A consciência de classe revolucionária, que visa destruir sistema capitalista, é de um género totalmente diferente, produtivos ou não, os trabalhadores estão muito longe dela. Assim, quando em tempo de crise social certas fracções das massas laboriosas da Europa se lançaram ao ataque da ordem estabelecida, essas tentativas estavam ligadas à crise, não ao carácter produtivo do seu trabalho; além disso, além daqueles elementos, outros havia e originários das mais diversas categorias sociais. De observar ainda que se, para além das reivindicações imediatas, o movimento operário nos seus inícios fez do socialismo um objectivo final, não tardou porém a renunciar a ele. Eis porque não se poderá considerar os trabalhadores produtivos, nesta única qualidade, como os únicos detentores de consciência de classe. Claro que tal poderá acontecer em tempos de crise mas o mesmo se passa com as outras categorias da população trabalhadora.
Trabalho e Ciência


De qualquer modo, a discussão que nos serviu de ponto de partida refere-se não à distinção entre trabalho produtivo e trabalho improdutivo, no sentido de Marx, mas a uma evolução especifica, a dos últimos anos, em que se tem visto por um lado o trabalho improdutivo aumentar em detrimento do produtivo e, por outro, a ciência interferir com a produção numa medida muito superior em comparação com o passado. Desde então, passou a observar-se, não sem agrado, que o trabalho produtivo já não seria característico dos operários de indústria. Longe disso, ele englobaria daqui em diante as actividades científicas objectivadas nas condições materiais do trabalho. Eis porque seria chegada a ocasião de reexaminar a relação da ciência com os trabalhadores e a sociedade.

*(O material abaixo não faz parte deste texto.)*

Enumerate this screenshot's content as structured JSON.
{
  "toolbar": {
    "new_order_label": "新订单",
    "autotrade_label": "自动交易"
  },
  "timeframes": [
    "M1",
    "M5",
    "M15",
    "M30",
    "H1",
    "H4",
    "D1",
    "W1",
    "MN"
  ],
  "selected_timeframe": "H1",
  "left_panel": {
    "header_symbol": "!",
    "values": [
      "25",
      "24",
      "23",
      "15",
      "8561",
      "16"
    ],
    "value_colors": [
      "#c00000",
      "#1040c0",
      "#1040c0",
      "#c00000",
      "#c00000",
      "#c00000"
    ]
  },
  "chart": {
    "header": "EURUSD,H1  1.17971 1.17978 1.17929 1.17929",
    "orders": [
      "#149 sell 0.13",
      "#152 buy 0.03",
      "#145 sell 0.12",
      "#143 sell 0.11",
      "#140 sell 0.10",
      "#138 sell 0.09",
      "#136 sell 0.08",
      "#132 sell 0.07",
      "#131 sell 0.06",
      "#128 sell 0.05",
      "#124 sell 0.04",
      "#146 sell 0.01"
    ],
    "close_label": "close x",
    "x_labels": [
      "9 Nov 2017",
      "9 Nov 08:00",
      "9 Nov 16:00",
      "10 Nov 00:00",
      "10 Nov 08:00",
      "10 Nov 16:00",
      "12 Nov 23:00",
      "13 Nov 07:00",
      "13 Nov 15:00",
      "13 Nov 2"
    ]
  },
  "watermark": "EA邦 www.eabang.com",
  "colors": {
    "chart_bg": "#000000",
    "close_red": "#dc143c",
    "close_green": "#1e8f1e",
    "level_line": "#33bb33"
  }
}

O aumento do trabalho improdutivo e a intensiva aplicação da ciência à produção, constituem dois fenómenos que, se bem que estejam em conexão, não deixam contudo de ser contraditórios. Se a utilização da ciência apresenta como consequência o aumento da mais-valia, o aumento do trabalho improdutivo, em contrapartida, vem a reduzi-la e consequentemente a diminuir a acumulação do capital. Ao mesmo tempo que a produção se alarga, a parte do trabalho improdutivo aumenta mais depressa que a do trabalho produtivo, o que vem a tornar mais difícil a valorização do capital total. Para que o ritmo da acumulação se mantenha, enquanto a parte do trabalho improdutivo continua a progredir, é preciso elevar a produtividade do trabalho, donde a aplicação mais intensiva do que nunca da ciência à produção.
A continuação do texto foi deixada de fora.